Glad my speed “helped”?
But yeah had similar issues with Italy. For a while there I was using the “no retreat” warplan literally as often as I got the command points to do so, because I just couldn’t catch a break long enough to entrench on the three big fronts.
Of course, this lasted right up until I made the same realisation as you- the fronts system is stupidly flawed, and just created a crapton of one-region-wide fallback positions. Suddenly I could have six divisions in the places they were always attacking, and two divisions in the places they were never attacking. Then I started getting downtime, then they started entrenching, and from there it was an upwards spiral and didn’t need any micro at all.
The advice did actually help quite a bit against the Italians.
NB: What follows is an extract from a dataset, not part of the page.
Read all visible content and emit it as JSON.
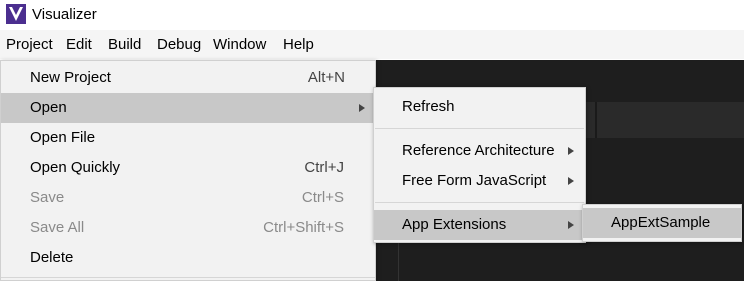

Otherwise I probably wouldn't have build up those forts and would have had a really nasty time.
If I had went into that battle with 2 forts along the border I probably would have needed at least another dozen divisions (or to be playing intelligently from the beginning) to defend the border.
I also feel like the front system is fairly uniquely bad for this war as well.
Notably:
Your troops far exceed the front size, which means that you have like 1/2 your army doing nothing but sitting there being locked out of fighting or organizing.
The terrain is flat and the provinces are small, so moving back or forth to reinforce is fairly quick and doesn't have a bunch of attrition. (You have some in the south, but not the weeks of constant attrition you experience in South America or Asia).
And finally you aren't attacking in any meaningful way and the enemy is pounding you over and over, so your troops aren't reorganizing behind the protection of your attacking troops.
Can’t remember the last time I had an enemy country run out of supply though. Do you just stare at the brown bars until they start failing to replenish?
The war was going pretty difficultly with a bunch of micro for like a year (although they never broke through Belgium or luxenbourg) with them just constantly fight me in every single non-maginot line tile of the border.
I typically had air superiority (cause they threw all their planes into the ocean) and thanks to the help of the Belgians was managing to hold the line pretty evenly without really gaining or losing any ground for around a year.
Note that my situation was steadily improving for multiple reasons.
1) I was steadily progressing from a pure 9 infantry template to a standard 7/2 template with anti-tank, artillery and engineer support as my artillery production ramped up.
2) I switched out from "have your units randomly wander around and have 15 divisions pinned and not recovering by a single enemy attacking them for a day at a time" into manually controlling all of them and pulling some back to recover. This happened in waves (a army at a time over about a year) as I got disgusted by how badly the AI was handling things.
3) I was gaining a bunch more troops as my blitz in africa winded up and I brought dozens of divisions north into both my european fronts.
and as it turns out 4) They were running out of infantry equipment and some other stuff (notably tanks, as all my troops started off the war with the anti-tank support attachment which made all their tanks tank massively more casualties).
So my situation was just steadily getting better over time as their war machine ran down. I was keeping a pretty steady eye on the loss numbers between me and the enemy because its pretty motivating to see that the Italians are losing 5 times as many troops as you and the Germans over twice as many as you. And then suddenly their loss number just skyrocketed. Over the course of a few months (just after I went from 8/1->7/2) they suddenly lost a million more men and stopped their constant theater wide attacks, and I was able to push back and take a few provinces.
After they stopped attacking I began using plans and armies again. Not because plans are good, because I suck at them, but because I had a 77% plan bonus, which equates to a 77% attack bonus which is massive and has an effect that cannot be understated (provided your enemy is willing to not attack you for a month to let your troops get up to strength). Over the course of about six months I did two major 77% strength+attack bonus attack, which just bashed through their line and let me take like 10 provinces.
So when I was preparing the third one I noticed the text where it says if you should attack or not it said "inferior enemy" which was odd, because the french aren't really superior to the germans at all. A bit of digging showed that a bunch of their divisions were low on strength even when they hadn't fought me recently which was odd.
I figured that the only real possibility was that they were low on equipment given they still had manpower left, so I swapped tags to confirm and yup, they were majorly low on infantry equipment.
I then realized that if they were that low on infantry equipment that their infantry was at like 1/2 strength (which I could tell by just looking at them after I swapped back) any losses would hurt them much more then it hurt me, so I hyper agressively just pushed them to the other side of germany before anything could change. I took a bunch of losses doing it (as much as the entire war proceeding it) but I was too lazy to micro, and I wanted to push things as fast as possible so that Russia couldn't get involved and grab land.
Note that I was really darn surprised when it happened. I was honestly expecting that I would need to wait for Russia to get involved to split their attention so that I could just push across and kill them. Before it I had managed to take like 3 provinces in like a year, and then another dozen provinces (aka, the rest of Belgium) over the next six months. I figured that I might say, take another few dozen out of the literally hundreds that Germany controlled. But then they collapsed and I managed to grab the whole thing instead.